Having played Austin several times, Lucero had some fans at the show and many of them were disappointed. "I said, 'follow me outside, I'll play whatever you want me to play acoustic,'" says frontman Ben Nichols. "I ended up in the back alley. A hundred people followed me out. I screamed my lungs out. It ended up being a cool thing."
Such dedication and relentless touring are starting to pay off for the Memphis group as it crawls its way to the top of the alt-country/Americana heap. Last year's release, Tennessee, brought favorable reviews and an industry buzz.
In song and on stage, Nichols exudes the persona of a hard-boozing, sensitive loner who might have just stepped out of the Tom T. Hall song "Homecoming." Tattoos cover his arms and he wears tight white T-shirts, smokes Camel cigarettes and does his best James Dean slouch. But, on the phone, Nichols chatters like a kid thrilled to be playing music for a living.
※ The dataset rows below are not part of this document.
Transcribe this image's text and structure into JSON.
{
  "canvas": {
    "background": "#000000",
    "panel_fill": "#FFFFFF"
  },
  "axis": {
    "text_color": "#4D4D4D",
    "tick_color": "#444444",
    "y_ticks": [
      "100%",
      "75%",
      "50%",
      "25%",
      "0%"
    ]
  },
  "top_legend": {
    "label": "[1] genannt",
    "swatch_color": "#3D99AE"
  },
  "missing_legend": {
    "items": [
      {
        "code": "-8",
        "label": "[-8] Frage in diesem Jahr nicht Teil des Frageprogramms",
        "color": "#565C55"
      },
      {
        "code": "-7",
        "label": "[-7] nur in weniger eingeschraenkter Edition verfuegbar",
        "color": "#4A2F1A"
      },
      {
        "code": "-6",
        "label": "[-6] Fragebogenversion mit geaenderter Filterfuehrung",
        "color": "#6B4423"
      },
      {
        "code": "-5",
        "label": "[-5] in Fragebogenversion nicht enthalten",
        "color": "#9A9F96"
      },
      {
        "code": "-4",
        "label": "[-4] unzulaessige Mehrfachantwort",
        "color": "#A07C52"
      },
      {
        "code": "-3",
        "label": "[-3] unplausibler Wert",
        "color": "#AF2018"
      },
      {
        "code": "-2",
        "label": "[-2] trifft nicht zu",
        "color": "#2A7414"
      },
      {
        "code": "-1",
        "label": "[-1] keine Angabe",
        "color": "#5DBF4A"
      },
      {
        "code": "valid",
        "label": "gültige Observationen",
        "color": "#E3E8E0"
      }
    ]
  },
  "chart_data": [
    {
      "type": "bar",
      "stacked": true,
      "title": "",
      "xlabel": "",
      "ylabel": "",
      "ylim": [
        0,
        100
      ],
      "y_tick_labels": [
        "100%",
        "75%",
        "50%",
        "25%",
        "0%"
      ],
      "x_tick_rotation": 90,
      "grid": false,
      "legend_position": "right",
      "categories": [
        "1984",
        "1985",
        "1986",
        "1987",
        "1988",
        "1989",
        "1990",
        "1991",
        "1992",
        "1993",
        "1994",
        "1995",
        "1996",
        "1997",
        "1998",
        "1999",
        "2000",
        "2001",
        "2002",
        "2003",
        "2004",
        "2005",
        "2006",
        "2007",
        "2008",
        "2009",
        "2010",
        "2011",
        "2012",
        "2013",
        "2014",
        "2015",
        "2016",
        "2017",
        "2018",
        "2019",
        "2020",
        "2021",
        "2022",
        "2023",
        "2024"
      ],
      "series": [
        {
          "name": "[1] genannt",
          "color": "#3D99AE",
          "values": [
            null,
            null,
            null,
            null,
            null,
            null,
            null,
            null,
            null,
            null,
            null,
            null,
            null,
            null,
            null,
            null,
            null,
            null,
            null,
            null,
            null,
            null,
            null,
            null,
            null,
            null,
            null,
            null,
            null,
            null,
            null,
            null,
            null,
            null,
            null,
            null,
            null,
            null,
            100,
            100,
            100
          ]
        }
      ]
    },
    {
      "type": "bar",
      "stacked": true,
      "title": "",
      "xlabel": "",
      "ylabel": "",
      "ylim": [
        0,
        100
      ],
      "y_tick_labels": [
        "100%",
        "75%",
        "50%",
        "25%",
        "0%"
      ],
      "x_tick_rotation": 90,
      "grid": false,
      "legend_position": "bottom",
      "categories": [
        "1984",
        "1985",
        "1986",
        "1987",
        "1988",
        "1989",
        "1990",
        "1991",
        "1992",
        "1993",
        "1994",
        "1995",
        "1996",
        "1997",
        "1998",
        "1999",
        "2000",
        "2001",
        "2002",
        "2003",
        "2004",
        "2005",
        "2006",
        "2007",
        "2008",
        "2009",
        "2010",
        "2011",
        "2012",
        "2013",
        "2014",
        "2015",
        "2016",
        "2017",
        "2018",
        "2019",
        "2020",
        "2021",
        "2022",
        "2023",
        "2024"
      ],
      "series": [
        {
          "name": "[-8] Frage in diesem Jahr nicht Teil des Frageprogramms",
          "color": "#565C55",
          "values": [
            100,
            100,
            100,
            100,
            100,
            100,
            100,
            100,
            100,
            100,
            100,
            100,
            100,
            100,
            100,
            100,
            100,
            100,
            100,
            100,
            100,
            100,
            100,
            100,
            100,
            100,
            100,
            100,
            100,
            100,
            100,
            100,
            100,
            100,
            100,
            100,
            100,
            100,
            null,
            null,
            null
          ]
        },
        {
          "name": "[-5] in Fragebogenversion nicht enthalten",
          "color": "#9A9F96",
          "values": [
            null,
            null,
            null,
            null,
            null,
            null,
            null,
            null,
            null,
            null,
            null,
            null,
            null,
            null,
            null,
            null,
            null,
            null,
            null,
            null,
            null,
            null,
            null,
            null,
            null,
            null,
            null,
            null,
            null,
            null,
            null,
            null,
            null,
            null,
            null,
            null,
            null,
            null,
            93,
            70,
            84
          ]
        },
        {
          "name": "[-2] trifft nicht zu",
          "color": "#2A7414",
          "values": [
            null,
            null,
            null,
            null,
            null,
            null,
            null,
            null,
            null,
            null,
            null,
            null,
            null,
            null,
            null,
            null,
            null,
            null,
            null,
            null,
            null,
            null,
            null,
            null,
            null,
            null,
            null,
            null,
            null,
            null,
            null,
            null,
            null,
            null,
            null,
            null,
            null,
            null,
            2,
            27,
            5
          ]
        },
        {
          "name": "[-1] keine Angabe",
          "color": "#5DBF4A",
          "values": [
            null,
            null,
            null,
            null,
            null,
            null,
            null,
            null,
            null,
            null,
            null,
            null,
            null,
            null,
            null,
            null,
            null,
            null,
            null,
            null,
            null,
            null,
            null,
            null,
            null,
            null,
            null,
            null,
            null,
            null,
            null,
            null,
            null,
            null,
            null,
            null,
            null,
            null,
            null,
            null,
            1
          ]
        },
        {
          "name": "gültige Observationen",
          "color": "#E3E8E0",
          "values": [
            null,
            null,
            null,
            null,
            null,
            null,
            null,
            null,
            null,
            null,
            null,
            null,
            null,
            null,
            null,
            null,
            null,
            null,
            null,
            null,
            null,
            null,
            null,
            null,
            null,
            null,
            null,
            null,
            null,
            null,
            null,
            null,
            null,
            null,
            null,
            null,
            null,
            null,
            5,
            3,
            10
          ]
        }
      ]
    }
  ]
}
Nichols never set out to be an alt-country musician. His first band, Red 40, played punk music. After that group fell apart, his friend Brian Venable told him he wanted to start a country band. Nichols didn't know much about country music but he was gung-ho to try something new.
"One day you figure out you're able to play anything you want to play and it's real liberating. I was feeling stuck in one type of genre and thought, 'I can do this if I want to. I can do country songs or heavy metal songs. Hell, you can make industrial music. As long as it's a good song, it's a good song.'"
The early material Lucero wrote perhaps played up the country shtick a little too much, with exaggerated Southern accents and lots of waltzes and slow songs, Nichols says. But, the band is finding its own voice.
Tennessee is certainly in the vein of Americana, but the band isn't afraid to add some modern touches, like a drum machine or a moog, along side violin and stand-up bass. Nichols lyrics are of the heart-on-the-sleeve variety, without dipping into bathos. "With Red 40 I figured out that you need to keep it real simple. You don't have to make it poetic. Just don't write anything you're embarrassed to say in public," Nichols says.
Constant touring (the Blue Cats show will be their third in Knoxville in about six months) has honed the group's playing and built it a fan base. But the touring also cost the band founding member Venable, who didn't like the rugged road life. (He's been replaced by Todd Gill, former leader of the Paper Hearts, who debuts with the group on this tour.)
Nichols says for now he loves being on the road and playing out. "It's always nice to come home, whether you've been out for five days or five weeks. But then you come home and you're bored as hell and ready to go back," Nichols says. "Hell, I wouldn't be doing anything else if I was here at home so I might as well be out working. It's what we want to do right now."
Cody Dickinson of the North Mississippi All-Stars produced the group's first two records. The band plans to record again in May, this time producing it themselves. The music is definitely evolving into more of a rock sound, he says.
"You're playing bars every night, it's really hard to play 1-1/2 hours of slow, sad songs. We're writing more rockin' songs," Nichols says. "The sad slow songs are still there and it's definitely a part of what we do.... I hate to say it's becoming more of a rock 'n' roll band. We're not really that. But the sound is definitely evolving. I think [the next record] will sound more like we do live."
That trend is actually somewhat common for alt-country groups, a genre Nichols didn't realize he was in until friends turned him on to some of his compatriots. "I was like, 'Oh, this is what we do?' I thought we were like Tom Waits or the Pogues, only from the South.
"There's some good stuff [in the alt-country genre], but the bulk of it becomes pretty standard and predictable. But that's like anything."
How does Lucero rise about the standard and predictable?
"I'm not sure that I do, actually," he says. "I might steal from a wider variety of sources than other alternative country bands do. I'll steal stuff from the Pixies or the Pogues or Bruce Springsteen. And I won't worry about it being an alt-country song and instead worry about it being a good song.
"I'd like to think I'm taking this and meshing it into something somewhat new or at least somewhat my own, even if it's not new."